Most people who just want more of a stake in their guild will be happy with this. And it can be a win-win situation. More events for the guild = happier players.

Some guilds or raids have a more dictatorial style. Some players may also not have realised that their guild actually is a dictatorial one — it can come as a shock if you thought you were in a more democratic setup.

And equally, some challenging players want more of a stake than it is possible to give. Also, some people think they want to run events but find later that it is more work than they thought, or they go spare if not enough people sign up.

Once you get to this point, it’s almost always better for the person to leave gracefully and go find another guild. Because they won’t get what they want from the current one.


So, people may challenge the leadership for different reasons. Perhaps they feel excluded from a clique, perhaps they genuinely want to help, perhaps they want to take more of a stake in the guild (and these are not mutually exclusive).

But sometimes they are just miserable because they’re burned out and bored, and clutching at straws for things they can do to try to make the game more fun for them.

And the only answer to burnout is to take a break. As a guild leader, you can try to handle this gracefully. If the person deserves the benefit of the doubt, leave them an opening to come back. Things are never quite the same after a bout of burnout but they can be fine. People can rearrange their game priorities and try to avoid any drama happening again.
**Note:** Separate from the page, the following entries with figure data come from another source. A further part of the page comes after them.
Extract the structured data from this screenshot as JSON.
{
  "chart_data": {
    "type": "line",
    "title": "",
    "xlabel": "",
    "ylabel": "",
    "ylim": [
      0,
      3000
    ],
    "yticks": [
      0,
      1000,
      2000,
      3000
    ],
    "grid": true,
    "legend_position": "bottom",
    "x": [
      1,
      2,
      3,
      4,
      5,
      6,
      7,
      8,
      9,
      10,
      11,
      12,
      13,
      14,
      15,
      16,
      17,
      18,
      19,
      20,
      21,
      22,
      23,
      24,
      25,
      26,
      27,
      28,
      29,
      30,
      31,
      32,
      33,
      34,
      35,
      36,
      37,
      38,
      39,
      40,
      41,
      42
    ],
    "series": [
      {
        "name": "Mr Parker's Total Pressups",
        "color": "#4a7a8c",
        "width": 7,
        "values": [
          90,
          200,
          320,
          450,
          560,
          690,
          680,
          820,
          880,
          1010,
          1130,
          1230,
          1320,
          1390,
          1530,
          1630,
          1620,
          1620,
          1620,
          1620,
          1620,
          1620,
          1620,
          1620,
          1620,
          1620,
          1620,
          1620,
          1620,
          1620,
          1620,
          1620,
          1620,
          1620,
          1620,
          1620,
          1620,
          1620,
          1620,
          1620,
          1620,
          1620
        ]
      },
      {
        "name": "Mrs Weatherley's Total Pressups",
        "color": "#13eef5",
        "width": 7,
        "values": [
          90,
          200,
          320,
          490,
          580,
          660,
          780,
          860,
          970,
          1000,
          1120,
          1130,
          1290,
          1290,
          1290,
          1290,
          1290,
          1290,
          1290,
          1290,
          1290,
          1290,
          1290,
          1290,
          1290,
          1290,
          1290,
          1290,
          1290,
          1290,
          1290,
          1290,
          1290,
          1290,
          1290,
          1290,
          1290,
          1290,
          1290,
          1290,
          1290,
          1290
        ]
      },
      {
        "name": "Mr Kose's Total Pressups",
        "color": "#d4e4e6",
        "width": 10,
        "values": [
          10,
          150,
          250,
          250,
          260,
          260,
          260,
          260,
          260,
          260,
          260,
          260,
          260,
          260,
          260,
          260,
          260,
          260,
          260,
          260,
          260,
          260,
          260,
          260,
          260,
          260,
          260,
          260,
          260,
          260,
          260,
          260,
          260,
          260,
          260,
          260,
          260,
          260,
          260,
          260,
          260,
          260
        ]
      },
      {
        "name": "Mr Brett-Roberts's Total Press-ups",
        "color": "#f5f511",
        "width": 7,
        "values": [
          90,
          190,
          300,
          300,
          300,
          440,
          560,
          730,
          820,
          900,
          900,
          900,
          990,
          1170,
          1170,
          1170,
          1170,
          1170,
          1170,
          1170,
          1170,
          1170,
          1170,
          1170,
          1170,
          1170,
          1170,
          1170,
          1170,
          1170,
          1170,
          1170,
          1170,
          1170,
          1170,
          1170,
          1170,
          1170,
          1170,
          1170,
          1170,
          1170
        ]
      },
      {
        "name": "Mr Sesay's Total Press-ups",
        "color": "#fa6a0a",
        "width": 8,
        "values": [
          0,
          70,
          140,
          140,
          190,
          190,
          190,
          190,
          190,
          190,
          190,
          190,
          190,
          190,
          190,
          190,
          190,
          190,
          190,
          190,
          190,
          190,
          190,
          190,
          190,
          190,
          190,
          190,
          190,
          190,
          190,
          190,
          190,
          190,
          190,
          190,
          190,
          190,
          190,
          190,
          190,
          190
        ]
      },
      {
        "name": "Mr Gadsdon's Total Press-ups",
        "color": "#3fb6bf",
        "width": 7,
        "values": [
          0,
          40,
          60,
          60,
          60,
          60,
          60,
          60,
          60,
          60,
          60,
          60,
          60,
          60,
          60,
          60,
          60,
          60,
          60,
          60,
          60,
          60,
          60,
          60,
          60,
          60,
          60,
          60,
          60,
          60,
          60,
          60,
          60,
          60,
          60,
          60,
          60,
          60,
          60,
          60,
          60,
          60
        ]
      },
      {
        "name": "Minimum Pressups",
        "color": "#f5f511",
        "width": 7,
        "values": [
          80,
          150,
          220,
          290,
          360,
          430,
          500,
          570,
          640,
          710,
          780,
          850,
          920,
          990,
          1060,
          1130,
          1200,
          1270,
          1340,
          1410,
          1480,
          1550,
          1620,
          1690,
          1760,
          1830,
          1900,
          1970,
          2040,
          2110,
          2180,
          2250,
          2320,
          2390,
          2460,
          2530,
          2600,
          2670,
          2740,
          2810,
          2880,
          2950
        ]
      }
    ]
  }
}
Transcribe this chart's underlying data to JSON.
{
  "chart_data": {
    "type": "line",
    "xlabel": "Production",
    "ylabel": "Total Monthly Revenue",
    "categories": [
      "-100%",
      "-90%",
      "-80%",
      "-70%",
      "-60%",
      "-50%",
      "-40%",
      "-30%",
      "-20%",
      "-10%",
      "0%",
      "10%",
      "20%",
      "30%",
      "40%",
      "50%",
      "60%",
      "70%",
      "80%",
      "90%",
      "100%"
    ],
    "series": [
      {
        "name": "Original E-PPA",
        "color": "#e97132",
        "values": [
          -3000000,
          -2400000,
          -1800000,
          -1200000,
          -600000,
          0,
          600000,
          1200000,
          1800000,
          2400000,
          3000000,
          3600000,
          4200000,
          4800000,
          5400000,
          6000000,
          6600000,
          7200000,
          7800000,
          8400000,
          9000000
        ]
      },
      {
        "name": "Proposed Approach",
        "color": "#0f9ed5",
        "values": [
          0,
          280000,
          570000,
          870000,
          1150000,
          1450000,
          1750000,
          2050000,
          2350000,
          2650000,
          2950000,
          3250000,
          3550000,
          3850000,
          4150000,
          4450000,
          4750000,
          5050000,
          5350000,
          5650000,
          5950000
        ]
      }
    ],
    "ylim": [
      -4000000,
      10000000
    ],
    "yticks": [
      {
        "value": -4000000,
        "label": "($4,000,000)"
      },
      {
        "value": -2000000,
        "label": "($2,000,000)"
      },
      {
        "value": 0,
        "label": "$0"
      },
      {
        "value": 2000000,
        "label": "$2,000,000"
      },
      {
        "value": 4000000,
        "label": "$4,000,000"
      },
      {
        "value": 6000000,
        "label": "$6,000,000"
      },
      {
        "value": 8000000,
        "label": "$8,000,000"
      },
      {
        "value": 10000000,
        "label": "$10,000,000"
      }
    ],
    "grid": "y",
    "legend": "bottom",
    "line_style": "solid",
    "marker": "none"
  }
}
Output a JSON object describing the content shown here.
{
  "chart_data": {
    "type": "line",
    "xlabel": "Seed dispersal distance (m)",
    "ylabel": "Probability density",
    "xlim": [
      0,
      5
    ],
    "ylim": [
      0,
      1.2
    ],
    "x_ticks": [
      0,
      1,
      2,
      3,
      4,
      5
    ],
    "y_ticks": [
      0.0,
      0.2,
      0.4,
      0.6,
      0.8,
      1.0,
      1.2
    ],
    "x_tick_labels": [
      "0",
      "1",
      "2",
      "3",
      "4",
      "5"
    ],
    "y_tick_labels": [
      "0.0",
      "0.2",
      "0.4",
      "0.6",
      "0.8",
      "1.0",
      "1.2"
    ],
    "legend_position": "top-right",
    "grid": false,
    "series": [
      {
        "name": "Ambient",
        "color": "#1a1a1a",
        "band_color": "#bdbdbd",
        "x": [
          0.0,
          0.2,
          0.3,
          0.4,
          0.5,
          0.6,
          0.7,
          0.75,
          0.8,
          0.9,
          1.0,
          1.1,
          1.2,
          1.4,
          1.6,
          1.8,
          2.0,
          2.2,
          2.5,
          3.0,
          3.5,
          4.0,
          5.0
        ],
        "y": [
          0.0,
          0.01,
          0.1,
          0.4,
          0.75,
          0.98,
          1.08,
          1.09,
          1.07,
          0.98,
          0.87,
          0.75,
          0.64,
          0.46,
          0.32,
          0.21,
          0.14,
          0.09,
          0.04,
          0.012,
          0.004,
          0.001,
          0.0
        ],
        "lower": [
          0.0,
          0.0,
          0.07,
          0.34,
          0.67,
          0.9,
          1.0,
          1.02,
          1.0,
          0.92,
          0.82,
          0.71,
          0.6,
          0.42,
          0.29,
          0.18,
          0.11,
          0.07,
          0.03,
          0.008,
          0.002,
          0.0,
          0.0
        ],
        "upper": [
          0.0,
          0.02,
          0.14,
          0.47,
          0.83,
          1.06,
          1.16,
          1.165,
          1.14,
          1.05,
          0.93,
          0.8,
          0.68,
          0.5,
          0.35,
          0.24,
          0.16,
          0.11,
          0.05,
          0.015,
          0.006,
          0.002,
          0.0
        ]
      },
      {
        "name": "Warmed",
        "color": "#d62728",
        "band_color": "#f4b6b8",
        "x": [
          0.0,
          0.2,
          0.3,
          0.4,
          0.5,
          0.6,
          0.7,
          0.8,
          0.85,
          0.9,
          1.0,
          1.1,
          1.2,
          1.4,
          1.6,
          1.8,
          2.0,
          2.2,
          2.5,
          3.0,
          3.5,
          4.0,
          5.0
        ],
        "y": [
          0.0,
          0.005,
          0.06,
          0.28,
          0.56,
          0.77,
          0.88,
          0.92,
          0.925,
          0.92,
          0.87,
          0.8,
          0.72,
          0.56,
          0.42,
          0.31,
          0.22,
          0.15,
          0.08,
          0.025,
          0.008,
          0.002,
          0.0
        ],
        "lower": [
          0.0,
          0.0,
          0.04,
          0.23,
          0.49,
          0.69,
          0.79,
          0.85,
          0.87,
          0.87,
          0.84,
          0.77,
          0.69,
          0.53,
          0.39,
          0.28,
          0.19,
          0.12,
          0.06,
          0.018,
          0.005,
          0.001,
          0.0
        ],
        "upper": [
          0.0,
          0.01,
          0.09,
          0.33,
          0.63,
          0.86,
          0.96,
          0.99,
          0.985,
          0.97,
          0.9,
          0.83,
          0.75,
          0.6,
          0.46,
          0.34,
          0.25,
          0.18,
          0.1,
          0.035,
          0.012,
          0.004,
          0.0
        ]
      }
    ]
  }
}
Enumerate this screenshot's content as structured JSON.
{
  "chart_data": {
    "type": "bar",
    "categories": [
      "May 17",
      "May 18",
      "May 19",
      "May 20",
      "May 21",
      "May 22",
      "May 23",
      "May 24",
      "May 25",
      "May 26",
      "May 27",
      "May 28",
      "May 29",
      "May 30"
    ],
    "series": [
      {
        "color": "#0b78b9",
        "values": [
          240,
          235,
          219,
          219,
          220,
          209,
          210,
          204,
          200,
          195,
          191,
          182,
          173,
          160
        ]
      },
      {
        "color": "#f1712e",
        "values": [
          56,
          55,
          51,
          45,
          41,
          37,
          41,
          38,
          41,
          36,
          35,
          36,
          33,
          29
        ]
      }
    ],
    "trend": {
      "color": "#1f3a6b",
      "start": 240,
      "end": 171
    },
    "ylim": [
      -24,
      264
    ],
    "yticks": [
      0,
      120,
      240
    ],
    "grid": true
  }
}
This is another case where a little compassion will help. And in this case, leaving the guild really won’t solve any problems for people.

Should I stay or should I go?

As general advice, if you find that you have major issues with guild leadership, it’s time to think about leaving. It doesn’t matter if you are an officer or a founder member.  It doesn’t matter if you are right or wrong. The amount of drama that you’d have to cause to get anything to change is likely not worth it. And no one will thank you for it either.

Life isn’t fair. But sometimes you owe it to yourself to get out of an environment that will only make you miserable. I’ve been this kind of troublemaker, and I was happier once I left.

And guild leaders: Don’t be too quick to label people as assholes or troublemakers. They may have valid points that they are bringing in inappropriate ways. They may just be miserable. It doesn’t mean that you’re wrong to deal with them swiftly but don’t be too quick to take it personally. And sometimes dealing with them may just mean sitting down to listen.